Cardiac amyloidosis (CA) might be a singularly unfamiliar term unless you are one of the 100,000 in the United States who have been diagnosed with it. Still, it’s a confounding condition and one that specialists at Providence St. Joseph Hospital have been studying with great success. Brian Kolski, MD, an interventional cardiologist, and director of the structural heart program at Providence St. Joseph, is one of those specialists. CA is a type of cardiovascular disease in which an overproduction and dumping of abnormal amyloid protein—a misfolded and insoluble protein—is deposited in the heart’s valves, atria, or ventricles. The deposits can cause the thickening of these sections and decrease the heart’s function. “Basically,” says Dr. Kolski, “it causes pump failure.” This disease has been widely misdiagnosed and is often not properly diagnosed at all until an autopsy occurs. “We started studying CA out of necessity,” Dr. Kolski says. “People were experiencing heart failure and we didn’t have the proper tools. We began clinical trials to discover ways to detect and treat it, and now have actual therapies that can help arrest it and prevent it from getting worse.”

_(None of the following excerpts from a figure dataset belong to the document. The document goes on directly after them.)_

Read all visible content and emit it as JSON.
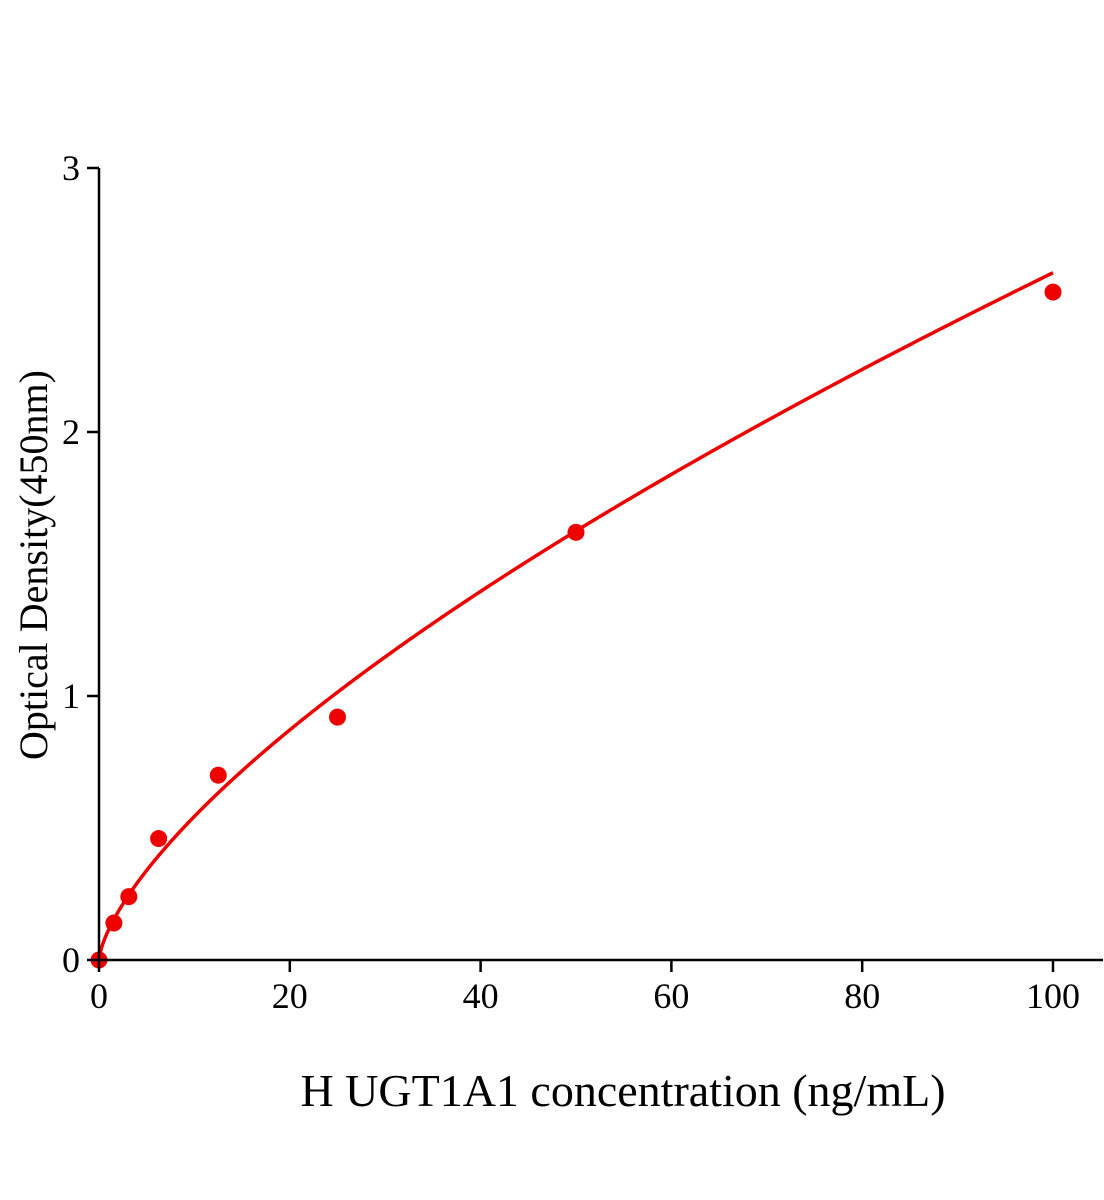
{
  "chart_data": {
    "type": "scatter",
    "title": "",
    "xlabel": "H UGT1A1 concentration (ng/mL)",
    "ylabel": "Optical Density(450nm)",
    "xlim": [
      0,
      105
    ],
    "ylim": [
      0,
      3
    ],
    "xticks": [
      0,
      20,
      40,
      60,
      80,
      100
    ],
    "yticks": [
      0,
      1,
      2,
      3
    ],
    "xtick_labels": [
      "0",
      "20",
      "40",
      "60",
      "80",
      "100"
    ],
    "ytick_labels": [
      "0",
      "1",
      "2",
      "3"
    ],
    "grid": false,
    "legend": "none",
    "series": [
      {
        "x": [
          0,
          1.5625,
          3.125,
          6.25,
          12.5,
          25,
          50,
          100
        ],
        "y": [
          0,
          0.14,
          0.24,
          0.46,
          0.7,
          0.92,
          1.62,
          2.53
        ],
        "color": "#ee0000",
        "fit": "power curve"
      }
    ]
  }
}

Dr. Kolski suspects that the current estimate of 1 in 6,000 heart patients having cardiac amyloidosis might be on the low side: “As we start to understand and are better at diagnosing, the number gets higher.” He says there are two kinds of CA: a hereditary or genetic type and a “wild” mutation.
Screening and attention are key
“There are indicators, especially in elderly patients, that point to the need for a nuclear imaging scan, “Dr. Kolski explains. “Those indicators include congestive heart failure, neuropathy and weakness in the legs, and carpal tunnel syndrome.” Technicians have found that a specialized type of imaging called 99mTc-pyrophosphate (PYP), which was originally developed as a bone scan, is very effective at finding cardiac amyloidosis. Providence St. Joseph is one of the few places actively screening for CA; the PYP imaging is an important test not many others are offering, says Dr. Kolski. “Once we do the screening, we plug patients into a clinical trial that uses a combination of drugs; we also pair the treatment with genetic screening and the patient with a genetic counselor.” Drugs can treat both the hereditary and wild types of the disease. And Dr. Kolski’s team takes a multidisciplinary approach, which includes a hematologist and a neurologist and possibly “access to a liver transplant because that’s where the proteins are being produced.” Dr. Kolski has come to the conclusion that patients who present with heart failure, but normal pumping should be evaluated for a PYP scan, “especially when they have neurological conditions such as carpal tunnel and muscle weakness.”